LOVELAND, Colo. — Colorado is experiencing the worst outbreak of West Nile virus (WNV) in the country this summer.
According to the Colorado Department of Public Health and Environment, 460 people have been affected by the virus. The state has reported 21 deaths and 236 people with neurologic symptoms due to an infection.
UCHealth reports the majority of people who contract West Nile virus do not have any symptoms, or they are so mild that they are not registered as an illness. Around 20% of people with the virus experience symptoms like fatigue, fever, headaches, joint pain, rashes and stomach issues.
Approximately 1% of WNV cases are considered neuroinvasive. Lisa Montez falls into that category.
Montez was visiting family in Fort Collins last summer when they were "eaten alive" by mosquitoes. She did not think much of it at the time — since it is a fairly normal occurrence in Colorado — and drove back to her Washington home.
“I started to see a little bit of a rash, and it just progressed from there," Montez said.
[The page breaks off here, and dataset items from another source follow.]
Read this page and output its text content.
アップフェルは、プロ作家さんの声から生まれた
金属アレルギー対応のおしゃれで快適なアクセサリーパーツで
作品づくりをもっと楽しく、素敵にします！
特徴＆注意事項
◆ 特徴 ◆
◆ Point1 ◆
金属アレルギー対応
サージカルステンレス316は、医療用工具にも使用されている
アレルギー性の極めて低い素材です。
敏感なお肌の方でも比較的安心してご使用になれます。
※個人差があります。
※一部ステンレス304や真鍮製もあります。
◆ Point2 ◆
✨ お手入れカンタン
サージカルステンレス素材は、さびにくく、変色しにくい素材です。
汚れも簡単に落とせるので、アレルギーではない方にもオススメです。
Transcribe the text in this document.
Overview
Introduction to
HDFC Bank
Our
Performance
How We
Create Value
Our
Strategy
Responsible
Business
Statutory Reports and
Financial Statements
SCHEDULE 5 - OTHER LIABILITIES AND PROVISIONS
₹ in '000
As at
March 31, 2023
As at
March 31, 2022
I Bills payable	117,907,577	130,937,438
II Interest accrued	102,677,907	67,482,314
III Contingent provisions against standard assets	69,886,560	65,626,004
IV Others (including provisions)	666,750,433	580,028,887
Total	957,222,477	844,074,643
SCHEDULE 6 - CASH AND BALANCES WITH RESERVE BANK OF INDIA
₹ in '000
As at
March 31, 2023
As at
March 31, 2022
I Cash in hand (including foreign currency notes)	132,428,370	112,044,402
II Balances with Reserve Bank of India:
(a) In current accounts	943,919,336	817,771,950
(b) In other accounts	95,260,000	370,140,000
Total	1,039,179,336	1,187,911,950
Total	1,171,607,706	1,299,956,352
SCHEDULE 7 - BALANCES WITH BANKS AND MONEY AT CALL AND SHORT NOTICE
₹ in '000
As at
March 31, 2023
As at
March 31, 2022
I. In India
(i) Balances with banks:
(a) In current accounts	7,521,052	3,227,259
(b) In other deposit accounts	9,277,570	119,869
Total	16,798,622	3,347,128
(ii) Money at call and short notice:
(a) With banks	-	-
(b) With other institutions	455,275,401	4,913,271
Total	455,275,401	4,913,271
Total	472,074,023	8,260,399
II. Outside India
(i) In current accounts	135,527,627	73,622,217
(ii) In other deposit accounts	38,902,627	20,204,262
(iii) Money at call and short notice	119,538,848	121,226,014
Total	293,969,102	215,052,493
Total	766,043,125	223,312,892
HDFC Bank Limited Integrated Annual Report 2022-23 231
Montez went to a doctor in Washington when the rash spread all over her body.
“My primary care doctor said, 'OK, we're just going to throw the kitchen sink at you. And we're going to test you for absolutely everything and anything,'” Montez remembered. “The last test result that we got in was the positive West Nile."
At first, Montez was relieved to learn what was happening. Quickly, she found out how devastating the virus can be.
“There's a lot of information online about it, but it's extremely generic. It just doesn't paint a very serious picture of it," Montez said. “I wish I had known more.”
Montez said West Nile virus is not very common in Washington, so she and her family moved back to Colorado for medical care.
“I've heard a couple of times that had I had the appropriate medical care early on, I probably wouldn't be in the position I'm in now," said Montez, who is grateful for the care she received in Colorado. “It was a long journey.”
Her journey included severe symptoms, like extreme fatigue, headaches or migraines, and problems with her vision and balance.
“I could not help my family at all take care of anything. My husband was doing all of the housework, taking care of our child. I wasn't able to work. It was just completely debilitating for several weeks. And it felt like every day it got worse, and it didn't get better," Montez explained. “I started to see additional symptoms where I was losing my balance. There were times that, you know, I would just be standing at the kitchen counter and almost fall over backwards. It was just completely bizarre.”
Montez learned the virus had attacked her vestibular system, which was throwing off her balance. She was unable to drive, work, and sometimes get out of the bed in the morning.
“It just kind of felt like a new thing every month popped up," said Montez. “I'm still in occupational therapy. I spent eight months in vestibular rehab trying to fix my balance system. I didn't actually start driving again until June of this year.”
Montez said her condition started to improve this spring.
“There's just a lot of residual symptoms and things that we can't really explain or anticipate. And so it is a constant ongoing battle of trying to understand, what is my body doing? How is this affecting my body? I actually ended up in the emergency room a couple of weeks ago, and it was an episode with my breathing," Montez said. “It's very unknown, kind of what the future holds and what the symptoms are going to be.”
Despite any fears about the future, Montez can do many of the things she loves again, like go to the park with her young daughter.
“I'm a unique case where what happened to me shouldn't have happened. It kind of made me realize that I'm not invincible," said Montez. “It changed my entire life, and it's something I never, ever would have thought would have happened to me. And yet it did.”
Montez hopes her story raises awareness about West Nile virus, because knowledge is power when it comes to health.